Sourcebooks Casablanca, $7.99, ISBN 978-1-4022-8685-8
Historical Romance, 2015
As a book aimed at fans of Downton Abbey, this one would probably feel too similar to the average historical romance in terms of setting to stand out. But if we overlook the marketing gimmick, The Great Estate has one very significant feature that may be of interest to readers: this is the story of two married people trying to make a second go at a happy marriage, but it is refreshingly – shockingly – free of blame, painful communication breakdown, evil mistresses, and nasty parents.
Gabriel Thorne, the Earl of Averford, and his wife Sophia haven’t felt the magic in a long time. In fact, they seemed to have fractured their relationship even worse than usual when Gabriel caught Sophia kissing another guy about a year before this story begins. He took off to the Continent, leaving Sophia at home to stew and wonder how she will get him back while at the same time running Thornbrook Park (using the incompetent estate manager as a front) and discovering that she enjoys being the head lady in charge. Now, Gabriel is back in her life. Will there be a happy ending this second time around?
Here’s the interesting part: Gabriel blames himself for Sophia’s kissing the other guy. He recognizes that he ignores the warning signs, takes the wife for granted, and when she succumbed to the kiss of another man, it was actually a wake-up call for him. Instead of running off to plot divorce or revenge like Sophia feared, he actually studied poetry, music, and tales of romance like the nerd he is to make himself a more romantic person. On Sophia’s part, she wants Gabriel back – the kiss was a big mistake, she knew it the moment it happened – and she too is willing to make some concessions to make the marriage work again. However, she is also no longer that young lady content to let all the big strong men around her tell her how to live her life. How she will get her husband to accept this newly awakened aspect of her… well, that can be a bit of a challenge, although Gabriel is fortunately a pretty reasonable fellow. I mean – he’s willing to kick his own mother out of their house. How many husbands would do that for the wife?

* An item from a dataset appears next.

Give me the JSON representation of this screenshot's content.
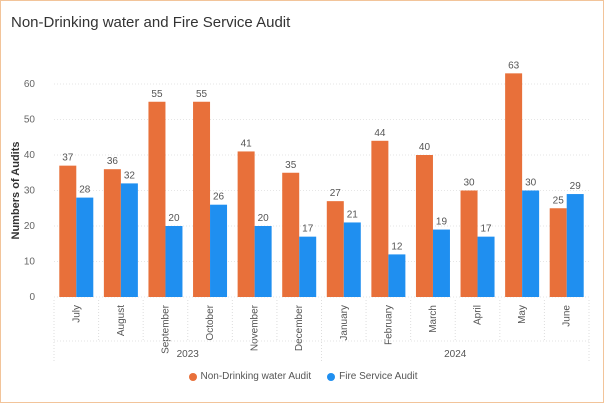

The efforts of Gabriel and Sophia to be more romantic and sexy may seem superficial at a glance, but they are doing the right thing, as their sexual awkwardness was one of the causes of their drifting apart even before they lost their child. Gabriel felt inadequate as he could never seem to give Sophia pleasure in the bedroom, and his efforts to spice up their sex life only seemed to put Sophia off. On her part, Sophia believed that a woman who showed too much passion in bed was not proper, so she always held back, and now she wonders whether that may be one of the reasons why they could never get their sexual chemistry right.
As I’ve said earlier, there is no blaming or shaming in this story. Shocking, I know! But this actually plays right to the author’s strength, as Sherri Browning tends to write more lighthearted romps, and her attempts to showcase angst in her characters often felt contrived and over-simplistic in the past. Both characters can be silly and immature, but they are refreshingly self-aware, so after some soul-searching, they realize that they have a part to play in the breakdown of their marriage. And instead of blaming the other person, they seek to improve whatever aspects of themselves that they felt to be weaknesses that caused the breakdown. I like this. I like how they both want their marriage to work, and how they both are prepared to do some work to make that happen.

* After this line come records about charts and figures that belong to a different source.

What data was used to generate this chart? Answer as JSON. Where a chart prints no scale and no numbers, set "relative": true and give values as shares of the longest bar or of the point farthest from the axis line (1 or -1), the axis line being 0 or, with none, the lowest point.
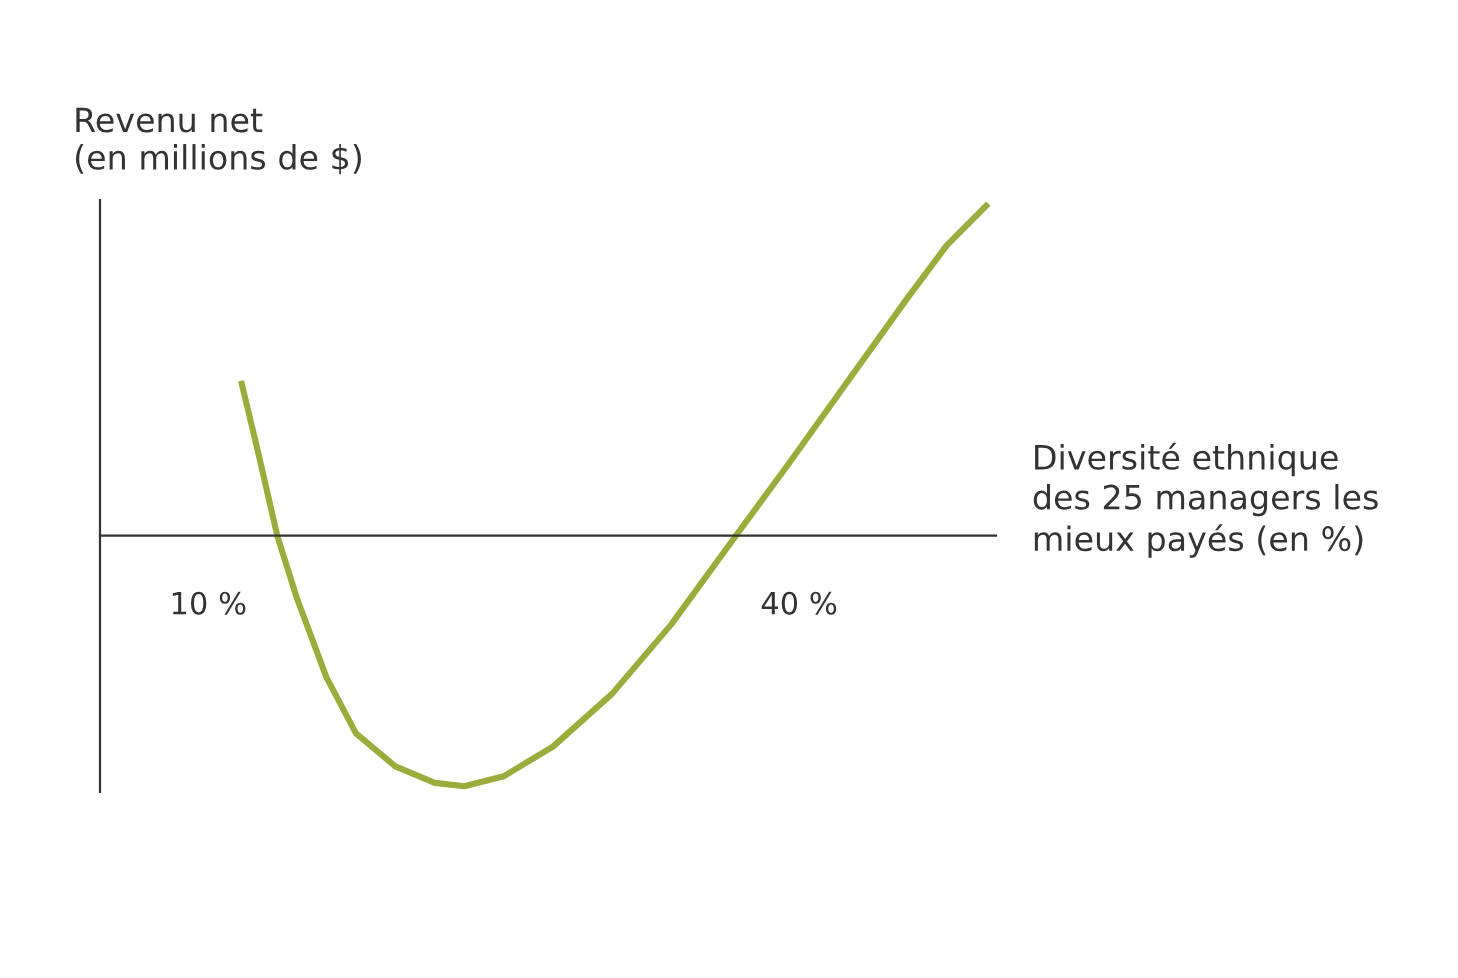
{
  "chart_data": {
    "type": "line",
    "relative": true,
    "ylabel": "Revenu net\n(en millions de $)",
    "xlabel": "Diversité ethnique\ndes 25 managers les\nmieux payés (en %)",
    "xlim": [
      4.5,
      50
    ],
    "xticks": [
      {
        "value": 10,
        "label": "10 %"
      },
      {
        "value": 40,
        "label": "40 %"
      }
    ],
    "grid": false,
    "legend": false,
    "series": [
      {
        "color": "#9bab3c",
        "line_style": "solid",
        "marker": "none",
        "x": [
          11.7,
          12.5,
          13.5,
          14.5,
          16.0,
          17.5,
          19.5,
          21.5,
          23.0,
          25.0,
          27.5,
          30.5,
          33.5,
          36.8,
          39.5,
          42.5,
          45.5,
          47.5,
          49.5
        ],
        "values": [
          0.46,
          0.26,
          0,
          -0.19,
          -0.43,
          -0.6,
          -0.7,
          -0.75,
          -0.76,
          -0.73,
          -0.64,
          -0.48,
          -0.27,
          0,
          0.22,
          0.47,
          0.72,
          0.88,
          1.0
        ]
      }
    ]
  }
}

Of course, they stumble and bumble sometimes, which gives rise to some little drama along the way. The end result is a light and frothy tale, Some readers may feel that it is too bubbly for a second-time attempt at love story, especially since the issues that caused their initial drifting apart can feel pretty real, but I’m okay with it personally. After all, I find myself chuckling at the sillier moments, and I think the romance is actually pretty fine in its own right. The author has a nice balance of romance and some light angst here and there, and I’ve had a good time here. That the annoying Aunt Agatha is not shoved at my face is icing on the cake.
However, the story begins to meander in its late stages. It is as if the author had run out of ideas for the couple, so she starts bringing up and dragging out subplots that are nowhere as interesting as the main couple. The Great Estate could have ended a few chapters earlier, if you ask me. Still, this is a nice and charming story, and it’s also an interesting demonstration that second-time romances can actually work without the usual screaming matches and blaming everything on the parents or the hero’s evil mistress.